2 Click the delete icon under Actions.
3 Click Submit.
Now the scheduled downtime and the comment saved when you created the scheduled downtime is removed.
Schedule recurring downtime
As a good practice you shall put your hosts and services in scheduled downtime when you are planing to take them down. Many downtime events are recurring and it is pretty easy to forget to put your objects in scheduled downtime.
This is when Recurring Downtime is a great help for you.
Scheduling a recurring downtime
Let us say that you are using Citrix and you need to reboot your citrix servers once per week.
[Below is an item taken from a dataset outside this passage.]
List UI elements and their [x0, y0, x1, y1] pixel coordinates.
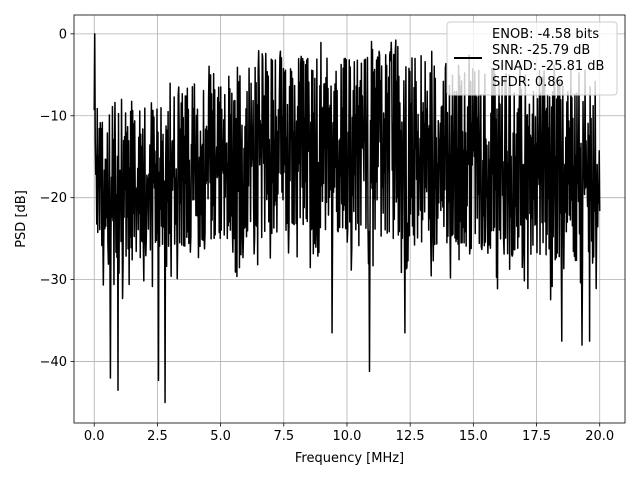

This is a perfect case of when you should use a recurring downtime schedule.
To add a recurring downtime
1 Click Recurring downtime in the Monitoring menu.
2 Select New, located to the left of the filter and multi select options
3 Choose the object type.
4 Chose objects to use, in this case the citrix host group.
5 Add a comment.
6 Set start and end time.
7 Choose day of week and months of the year this schedule shall be used.
8 Click Add schedule.
Viewing your recurring downtime schedules
Once you have created a recurring downtime schedule you may
view it
edit it
delete it.
This is done from the Schedules tab.
The view looks like this
Editing a recurring downtime
To edit a recurring downtime
1 Click Recurring downtime and then Schedules.
2 Click Edit.
3 Edit the fields you like to change and click Add schedule.
Deleting a recurring downtime
To delete a recurring downtime
1 Click Recurring downtime and then Schedules.
2 Click Delete.
3 Click Ok.